One of the things that Barton Malow’s wholly owned subsidiary, LiftBuild, sought to learn about its “top-down” construction approach for the Exchange residential project in Detroit was whether the process could be improved by automating workforce scheduling and bonus payments to skilled trades, reducing delays due to spikes in material prices and scheduling mix ups.

LiftBuild used AI-based labor incentives platform Trunk Tools to accomplish this, and the startup has now secured $10 million in seed funds, led by Innovation Endeavors.

Trunk Tools’ platform can handle payments, accounting and messaging for skilled labor and the contractors they work for. It uses behavioral economics, psychology and project management tactics with an AI-driven system to motivate workers with monetary incentives—such as prepaid Visa debit cards—for completing certain activities faster to help keep the project on schedule.
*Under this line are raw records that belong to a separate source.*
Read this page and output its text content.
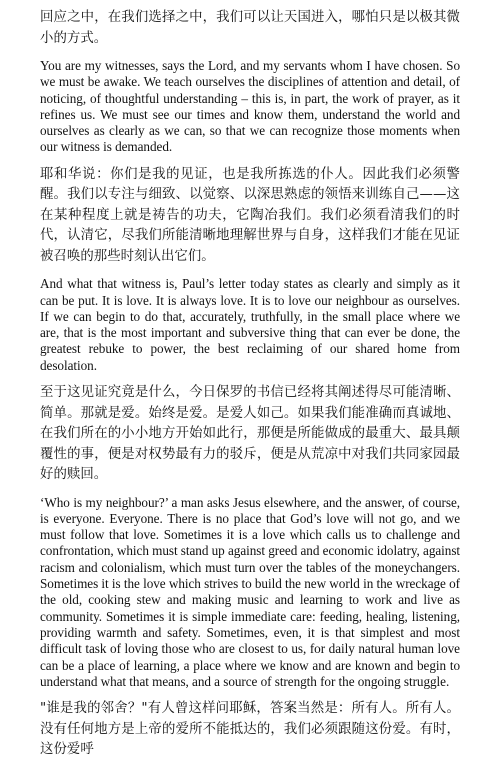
回应之中，在我们选择之中，我们可以让天国进入，哪怕只是以极其微小的方式。

You are my witnesses, says the Lord, and my servants whom I have chosen. So we must be awake. We teach ourselves the disciplines of attention and detail, of noticing, of thoughtful understanding – this is, in part, the work of prayer, as it refines us. We must see our times and know them, understand the world and ourselves as clearly as we can, so that we can recognize those moments when our witness is demanded.

耶和华说：你们是我的见证，也是我所拣选的仆人。因此我们必须警醒。我们以专注与细致、以觉察、以深思熟虑的领悟来训练自己——这在某种程度上就是祷告的功夫，它陶冶我们。我们必须看清我们的时代，认清它，尽我们所能清晰地理解世界与自身，这样我们才能在见证被召唤的那些时刻认出它们。

And what that witness is, Paul’s letter today states as clearly and simply as it can be put. It is love. It is always love. It is to love our neighbour as ourselves. If we can begin to do that, accurately, truthfully, in the small place where we are, that is the most important and subversive thing that can ever be done, the greatest rebuke to power, the best reclaiming of our shared home from desolation.

至于这见证究竟是什么，今日保罗的书信已经将其阐述得尽可能清晰、简单。那就是爱。始终是爱。是爱人如己。如果我们能准确而真诚地、在我们所在的小小地方开始如此行，那便是所能做成的最重大、最具颠覆性的事，便是对权势最有力的驳斥，便是从荒凉中对我们共同家园最好的赎回。

‘Who is my neighbour?’ a man asks Jesus elsewhere, and the answer, of course, is everyone. Everyone. There is no place that God’s love will not go, and we must follow that love. Sometimes it is a love which calls us to challenge and confrontation, which must stand up against greed and economic idolatry, against racism and colonialism, which must turn over the tables of the moneychangers. Sometimes it is the love which strives to build the new world in the wreckage of the old, cooking stew and making music and learning to work and live as community. Sometimes it is simple immediate care: feeding, healing, listening, providing warmth and safety. Sometimes, even, it is that simplest and most difficult task of loving those who are closest to us, for daily natural human love can be a place of learning, a place where we know and are known and begin to understand what that means, and a source of strength for the ongoing struggle.

"谁是我的邻舍？"有人曾这样问耶稣，答案当然是：所有人。所有人。没有任何地方是上帝的爱所不能抵达的，我们必须跟随这份爱。有时，这份爱呼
Trunk Tools also helps contractors track project completion and ensure goals are being met, including safety objectives. By aligning the incentives from project executives down to the skilled trades on the site, Trunk Tools seeks to encourage greater efficiency while improving overall profitability.

“In my background I know all of these construction CEOs, and I would ask them ‘what’s your biggest problem?’ And every single one [was] talking about the labor shortage,” says Sarah Buchner, who developed Trunk Tools while getting her MBA from Stanford University. Buchner started her career in construction as a carpenter and became a construction technologist at Neumayer ZT GmbH and Strabag in her native Austria. Trunk Tools was also accepted into the latest cohort for the Stanford dy/dx, a startup leadership development program supported by Sequoia Capital.

“I’m talking to these billionaires, and all they care and think about actually is how to find more blue-collar workers and how to keep them and make them happy,” she says.

On LiftBuild’s Exchange project, the Trunk Tools platform was tied in with LiftBuild’s accounting system, a process that took some setup, but once it was ready, its recommendations identified activities that could be done more safely and efficiently. Structural steel and concrete workers were sent text messages with offers with incentives for certain activities being completed sooner. Trunk Tools tracked the completion of those activities and paid out the bonuses in the prepaid debit cards when they were done. The pool of project savings was split 50-50 between LiftBuild and the skilled laborers that accepted the challenges.

“We sat down with the team and said, ‘Okay, here’s current production, here’s budgeted production. If we can save X amount of [worker] hours, that would equal X amount of dollars;’ 50% of that we would give to the trades in the form of bonuses, and then of course, 50%, the company retains and it’s a win-win for everybody,” says LiftBuild COO Joe Benvenuto. “We were doing it during the floor lifting while we were assembling the floors, which works really well because all of those activities are really defined.”

Benvenuto said LiftBuild was trying to get down to its expected goal of a 10-day duration for lifting each floor. Eventually they beat that and were getting floors done in nine days thanks in part to the Trunk Tools bonuses. Barton Malow was an early investor in Trunk Tools and Benvenuto says they’ve grown with the platform.

“We used [Trunk Tools] primarily as a kind of beta when it was in that form. We were piloting it but we used it for all of our self-performed trades, ironworkers, carpenters, concrete and some of our interior folks as well,” he says. The skilled trades liked the cards, he notes, because gas was over $4 a gallon at the time and they would use them to pay for gas to and from the site. Benvenuto says LiftBuild plans to expand those incentive activities such as completing a budgeted amount of linear feet per day of interior framing on future projects.